Am Abend, als der Platz verwaist war und nur noch die Angehörigen zu Füßen der Gehenkten saßen, wechselte die Wache. Die neuen Soldaten gingen nicht länger vor den Toten auf und ab, sondern setzten sich rund um ein Feuer, das sie am Ende der nebeneinander aufgereihten Karren entzündet hatten. Alles war ruhig und die Nachtluft hatte sich abgekühlt. Arnau stand auf und ging an den Soldaten vorbei, wobei er sich bemühte, sein Gesicht zu verbergen.

»Ich gehe mir eine Decke holen«, sagte er.

Einer der Soldaten warf ihm einen kurzen Blick zu.

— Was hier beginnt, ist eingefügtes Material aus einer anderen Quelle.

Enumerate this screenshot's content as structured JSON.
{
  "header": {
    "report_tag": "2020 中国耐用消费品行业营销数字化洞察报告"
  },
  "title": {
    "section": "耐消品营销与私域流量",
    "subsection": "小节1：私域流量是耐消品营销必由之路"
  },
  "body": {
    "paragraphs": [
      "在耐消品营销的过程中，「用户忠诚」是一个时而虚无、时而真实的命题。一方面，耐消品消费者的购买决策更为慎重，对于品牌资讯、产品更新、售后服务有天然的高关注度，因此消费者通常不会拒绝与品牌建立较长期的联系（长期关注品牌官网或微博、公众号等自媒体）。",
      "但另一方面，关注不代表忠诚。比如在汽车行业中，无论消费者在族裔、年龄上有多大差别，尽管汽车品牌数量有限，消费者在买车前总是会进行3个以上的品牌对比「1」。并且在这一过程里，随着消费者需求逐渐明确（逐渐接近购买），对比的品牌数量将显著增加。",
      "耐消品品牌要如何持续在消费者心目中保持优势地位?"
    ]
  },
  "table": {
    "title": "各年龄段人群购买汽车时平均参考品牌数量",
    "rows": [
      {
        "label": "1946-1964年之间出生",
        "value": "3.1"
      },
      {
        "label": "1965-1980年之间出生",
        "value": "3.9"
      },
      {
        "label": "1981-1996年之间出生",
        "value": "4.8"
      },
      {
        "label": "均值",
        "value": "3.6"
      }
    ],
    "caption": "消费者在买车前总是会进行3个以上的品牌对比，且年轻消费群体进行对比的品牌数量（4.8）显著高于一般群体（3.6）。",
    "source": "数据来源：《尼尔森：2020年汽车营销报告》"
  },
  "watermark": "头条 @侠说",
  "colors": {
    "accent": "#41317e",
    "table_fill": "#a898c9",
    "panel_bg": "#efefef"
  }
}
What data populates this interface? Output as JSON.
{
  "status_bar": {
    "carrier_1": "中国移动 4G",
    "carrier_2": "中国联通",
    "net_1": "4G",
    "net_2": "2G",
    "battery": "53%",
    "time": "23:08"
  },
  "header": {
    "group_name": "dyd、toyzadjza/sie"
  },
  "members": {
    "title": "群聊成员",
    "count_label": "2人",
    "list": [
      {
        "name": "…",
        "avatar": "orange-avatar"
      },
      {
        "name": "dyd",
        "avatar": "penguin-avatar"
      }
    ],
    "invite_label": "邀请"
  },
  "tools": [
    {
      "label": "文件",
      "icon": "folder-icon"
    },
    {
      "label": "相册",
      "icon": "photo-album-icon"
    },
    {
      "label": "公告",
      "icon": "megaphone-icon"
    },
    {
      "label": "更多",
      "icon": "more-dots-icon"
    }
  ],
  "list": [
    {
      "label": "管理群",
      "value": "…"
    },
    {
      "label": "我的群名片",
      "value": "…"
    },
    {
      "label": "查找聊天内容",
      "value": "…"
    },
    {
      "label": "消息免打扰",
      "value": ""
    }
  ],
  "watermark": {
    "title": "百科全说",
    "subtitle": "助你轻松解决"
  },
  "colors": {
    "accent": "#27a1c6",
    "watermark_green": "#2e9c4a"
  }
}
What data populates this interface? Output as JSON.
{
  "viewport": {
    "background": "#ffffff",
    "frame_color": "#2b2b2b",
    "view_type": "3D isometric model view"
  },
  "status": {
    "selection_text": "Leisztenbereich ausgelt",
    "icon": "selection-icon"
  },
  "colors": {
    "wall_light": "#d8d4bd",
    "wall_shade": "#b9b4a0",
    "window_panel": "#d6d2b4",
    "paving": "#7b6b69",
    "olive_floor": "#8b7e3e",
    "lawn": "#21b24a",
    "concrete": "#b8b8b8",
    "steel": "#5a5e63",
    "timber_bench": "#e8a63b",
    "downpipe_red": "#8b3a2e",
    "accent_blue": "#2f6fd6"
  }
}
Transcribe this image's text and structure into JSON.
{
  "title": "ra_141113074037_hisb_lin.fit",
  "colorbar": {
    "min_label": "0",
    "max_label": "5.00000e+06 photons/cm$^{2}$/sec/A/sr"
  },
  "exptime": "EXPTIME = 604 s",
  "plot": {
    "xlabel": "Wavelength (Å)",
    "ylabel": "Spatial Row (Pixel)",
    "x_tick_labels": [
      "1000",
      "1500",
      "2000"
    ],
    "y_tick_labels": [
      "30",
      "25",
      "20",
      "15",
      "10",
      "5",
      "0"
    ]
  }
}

Er ging über die Plaza del Blat bis zur Einmündung der Calle de la Mar. Dort wartete er eine Weile, während er sich fragte, wo Joan steckte. Es war die vereinbarte Zeit, er hätte bereits da sein müssen. Arnau stieß einen Pfiff aus. Ringsum blieb es still.

»Joan?«, wagte er zu rufen.

Aus einem Hauseingang löste sich ein Schatten.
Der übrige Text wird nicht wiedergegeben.